What is it? - A learning difficulty involving the most basic aspect of arithmetical skills. The difficulty lies in the reception, comprehension, or production of quantitative and spatial information. Students with dyscalculia may have difficulty in understanding simple number concepts, lack an intuitive grasp of numbers and have problems learning number facts and procedures.
These can relate to basic concepts such as telling the time, calculating prices and handling change and estimating and measuring such things as temperature and speed.
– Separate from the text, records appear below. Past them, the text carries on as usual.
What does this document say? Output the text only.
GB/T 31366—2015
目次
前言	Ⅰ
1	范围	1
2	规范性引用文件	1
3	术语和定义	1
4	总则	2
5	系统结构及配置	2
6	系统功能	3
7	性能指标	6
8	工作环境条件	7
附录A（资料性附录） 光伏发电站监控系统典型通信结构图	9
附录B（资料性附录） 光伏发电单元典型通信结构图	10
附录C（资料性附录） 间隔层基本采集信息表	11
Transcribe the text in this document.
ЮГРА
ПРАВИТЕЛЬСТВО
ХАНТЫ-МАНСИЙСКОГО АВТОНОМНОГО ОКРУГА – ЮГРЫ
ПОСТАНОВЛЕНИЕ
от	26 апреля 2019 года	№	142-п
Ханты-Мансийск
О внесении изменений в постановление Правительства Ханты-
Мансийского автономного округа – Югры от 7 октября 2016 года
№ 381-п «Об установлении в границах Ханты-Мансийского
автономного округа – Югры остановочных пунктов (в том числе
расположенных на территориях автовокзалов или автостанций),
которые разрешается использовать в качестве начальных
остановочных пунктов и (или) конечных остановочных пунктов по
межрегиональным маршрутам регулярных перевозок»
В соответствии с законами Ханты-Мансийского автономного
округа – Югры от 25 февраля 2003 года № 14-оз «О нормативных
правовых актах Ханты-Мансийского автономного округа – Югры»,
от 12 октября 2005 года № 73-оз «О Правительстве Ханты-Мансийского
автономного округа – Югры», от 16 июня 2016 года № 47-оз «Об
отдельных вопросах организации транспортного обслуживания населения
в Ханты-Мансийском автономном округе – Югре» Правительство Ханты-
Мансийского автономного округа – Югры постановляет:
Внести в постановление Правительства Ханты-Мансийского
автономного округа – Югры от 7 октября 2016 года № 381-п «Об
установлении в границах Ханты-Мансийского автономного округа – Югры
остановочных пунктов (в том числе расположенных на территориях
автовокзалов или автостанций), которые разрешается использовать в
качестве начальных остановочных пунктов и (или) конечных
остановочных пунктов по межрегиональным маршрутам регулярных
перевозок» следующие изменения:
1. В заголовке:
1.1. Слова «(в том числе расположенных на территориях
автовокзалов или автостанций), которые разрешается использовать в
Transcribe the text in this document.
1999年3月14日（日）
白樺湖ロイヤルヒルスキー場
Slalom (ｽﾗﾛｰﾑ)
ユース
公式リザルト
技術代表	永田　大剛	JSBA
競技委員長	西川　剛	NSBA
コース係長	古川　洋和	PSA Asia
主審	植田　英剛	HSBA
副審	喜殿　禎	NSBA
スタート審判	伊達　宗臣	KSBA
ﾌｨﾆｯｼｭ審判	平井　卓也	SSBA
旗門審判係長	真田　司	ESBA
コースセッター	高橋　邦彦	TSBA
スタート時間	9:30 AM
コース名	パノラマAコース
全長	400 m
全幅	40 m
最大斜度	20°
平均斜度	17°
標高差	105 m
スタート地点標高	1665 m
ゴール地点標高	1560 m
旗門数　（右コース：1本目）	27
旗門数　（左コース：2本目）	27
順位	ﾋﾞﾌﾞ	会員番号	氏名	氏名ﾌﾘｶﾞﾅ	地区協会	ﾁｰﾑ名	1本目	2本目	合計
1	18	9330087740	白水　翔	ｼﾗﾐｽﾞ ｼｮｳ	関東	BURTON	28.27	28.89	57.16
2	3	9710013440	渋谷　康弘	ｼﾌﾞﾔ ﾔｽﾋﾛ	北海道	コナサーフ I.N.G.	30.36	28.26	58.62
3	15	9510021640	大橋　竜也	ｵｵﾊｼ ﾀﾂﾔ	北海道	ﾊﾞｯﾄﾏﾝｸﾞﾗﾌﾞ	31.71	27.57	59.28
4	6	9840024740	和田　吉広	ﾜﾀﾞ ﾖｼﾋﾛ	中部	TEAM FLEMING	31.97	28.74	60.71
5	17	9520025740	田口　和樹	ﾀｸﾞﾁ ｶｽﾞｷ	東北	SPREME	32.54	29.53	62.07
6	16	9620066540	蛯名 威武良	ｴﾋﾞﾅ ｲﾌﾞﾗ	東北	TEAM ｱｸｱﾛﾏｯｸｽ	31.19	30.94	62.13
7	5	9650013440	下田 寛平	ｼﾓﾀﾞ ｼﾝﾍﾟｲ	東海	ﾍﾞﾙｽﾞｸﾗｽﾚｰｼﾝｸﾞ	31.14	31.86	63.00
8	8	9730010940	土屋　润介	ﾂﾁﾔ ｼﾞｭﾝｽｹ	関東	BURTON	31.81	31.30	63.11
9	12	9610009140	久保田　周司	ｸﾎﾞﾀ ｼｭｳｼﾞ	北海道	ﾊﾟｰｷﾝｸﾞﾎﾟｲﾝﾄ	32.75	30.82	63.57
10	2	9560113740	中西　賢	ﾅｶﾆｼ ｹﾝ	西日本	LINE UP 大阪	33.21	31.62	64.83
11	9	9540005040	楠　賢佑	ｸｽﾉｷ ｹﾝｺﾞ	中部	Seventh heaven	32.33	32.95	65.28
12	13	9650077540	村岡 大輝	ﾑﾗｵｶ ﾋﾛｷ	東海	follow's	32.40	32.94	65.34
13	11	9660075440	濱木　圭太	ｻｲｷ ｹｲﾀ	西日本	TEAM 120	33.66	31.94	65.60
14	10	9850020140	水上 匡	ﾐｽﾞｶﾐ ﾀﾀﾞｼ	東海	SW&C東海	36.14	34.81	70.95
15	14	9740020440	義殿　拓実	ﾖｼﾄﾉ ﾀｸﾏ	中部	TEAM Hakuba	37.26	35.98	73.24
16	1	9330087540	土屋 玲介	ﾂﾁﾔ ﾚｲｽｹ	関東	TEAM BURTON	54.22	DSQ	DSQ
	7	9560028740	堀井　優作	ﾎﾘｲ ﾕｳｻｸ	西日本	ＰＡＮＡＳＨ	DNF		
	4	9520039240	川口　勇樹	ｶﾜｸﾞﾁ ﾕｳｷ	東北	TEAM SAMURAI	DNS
Dealing with Dyslexia at University
Savannah is a college student who has a specific learning difference known as dyscalculia. Savannah says she had trouble with basic math concepts. “Even adding and subtracting were always really difficult for me,” says Savannah. She also says she also struggles with making exact change, judging distance, and keeping track of time. Watch as she shares how she overcomes those challenges and now thrives as a college student at University.
How can I support students with Dyscalculia?
1. Break Tasks Down into Subsets
Dyscalculic students can easily get overwhelmed by a complex problem or concept, especially if it builds on prior knowledge — which they may not have retained. Separating a problem into its component parts and working through them one at a time can help students focus, see connections and avoid overload.
2. Draw the Problem
Drawing the problem can also help visual learners to see relationships and understand concepts. Students can “draw through” the problem with images that reflect their understanding of the problem and show ways to solve it.
3. Review Often
Like other learning disabilities, dyscalculia affects student success both in and out of the classroom. Study strategies that bring the abstract world of mathematics down to earth with visual and verbal cues and physical props can help dyscalculic students overcome obstacles to making sense of math.